A review of harvesting guidelines and a discussion of related challenges
Current estimates are that biomass from forestry and agriculture provides about 14 percent of the world’s primary energy supplies, principally in the form of wood used for cooking and home heating. With effective planning, strategic development, and a focus on the latest technologies for converting wood to useful energy, the International Energy Agency (IEA) believes the potential exists for biomass resources to meet 50 percent of world energy demands during the next century while still reducing carbon emissions from fossil fuels.
Despite general enthusiasm for the prospects of bioenergy development, there are significant concerns about the potential role of forests in bioenergy production.
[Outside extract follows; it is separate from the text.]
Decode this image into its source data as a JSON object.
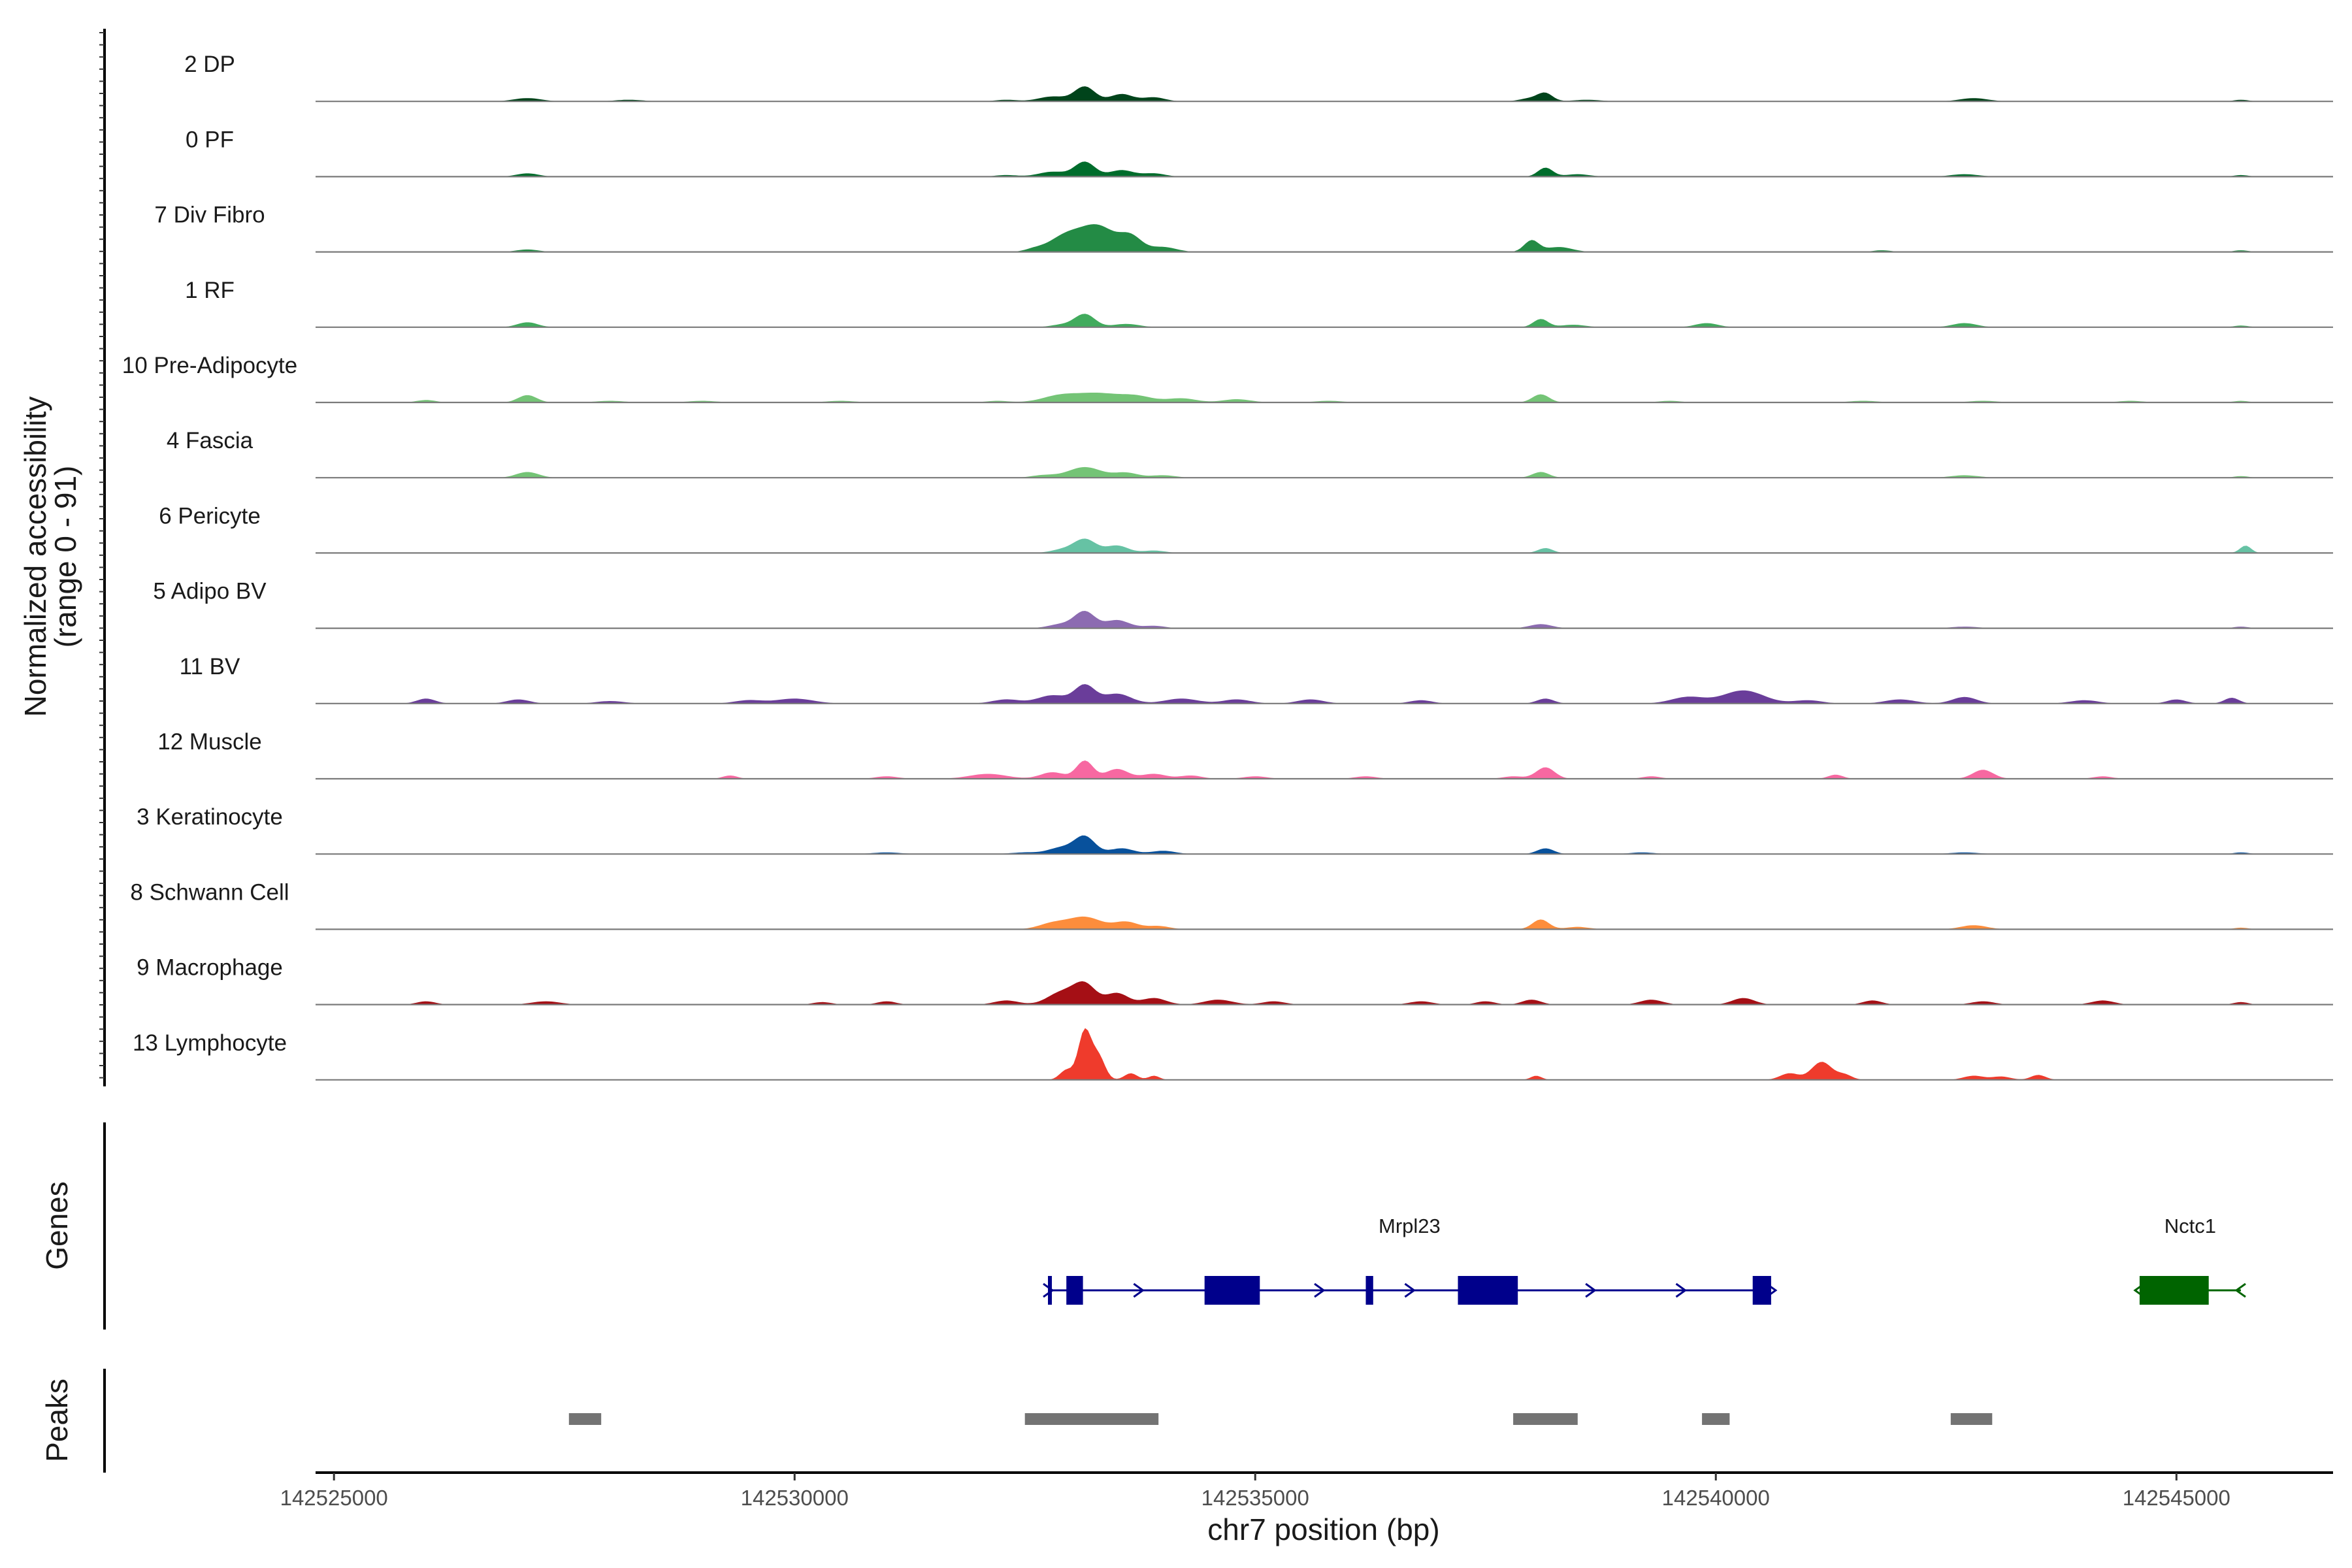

Some see great opportunity, viewing new markets for forest biomass as a source of income to more effectively respond to ecological challenges including insect and disease threats, wildfire and fuel loading concerns, storm events and natural disasters. There are, in addition, perceived benefits of achieving more effective management of young forests to support longer-lived species and higher valued products. Biomass harvesting and resulting energy, fuel and chemical products are also widely viewed as offering significant opportunities for economic development, fossil fuel independence, community self-reliance and job creation. It is a concept that has gained the attention of governments worldwide. Others envision problems. For example, in Africa and other developing regions of the world, most of the wood harvested is currently used for home heating and cooking. With such use already a major driver of deforestation, in these regions there is great concern over expanded exploitation of forests for such things as liquid fuels production. In developed regions of the world there are concerns regarding forests as a source of biomass for energy production, including possible negative impacts on esthetics, biodiversity, soil productivity and ecosystem health. It is worth noting that environmental concerns are not unique to biomass energy or woody biomass harvesting; there are serious questions about potential environmental impacts associated with the full range of alternative energy options.
A cornerstone of responsible biomass energy development is the establishment of guidelines for biomass harvesting and utilization that fully consider short- and long-term impacts on the local and regional environment and communities. The potential for significant impacts from biomass harvesting and collection suggests an important public policy and planning role – particularly when forests are involved – as a large number of communities, existing biomass-dependent industries, and a broad swath of the landscape will likely be engaged. Thus, broad and proactive stakeholder input that considers ecological, social, and economic impacts will be important to help ensure that unintended consequences of biomass energy development can be avoided. Periodic updating of guidelines, based upon the results of monitoring and improved scientific knowledge, will also be important.
In some regions, including several U.S. states, guidelines have been developed for removal of woody biomass from forested areas; similarly, guidelines for removal of agricultural residues, in anticipation of commercialization of cellulosic ethanol and other fuels, have been developed. This report provides a brief overview of forest biomass harvesting guidelines and their importance in the United States and other regions of the world.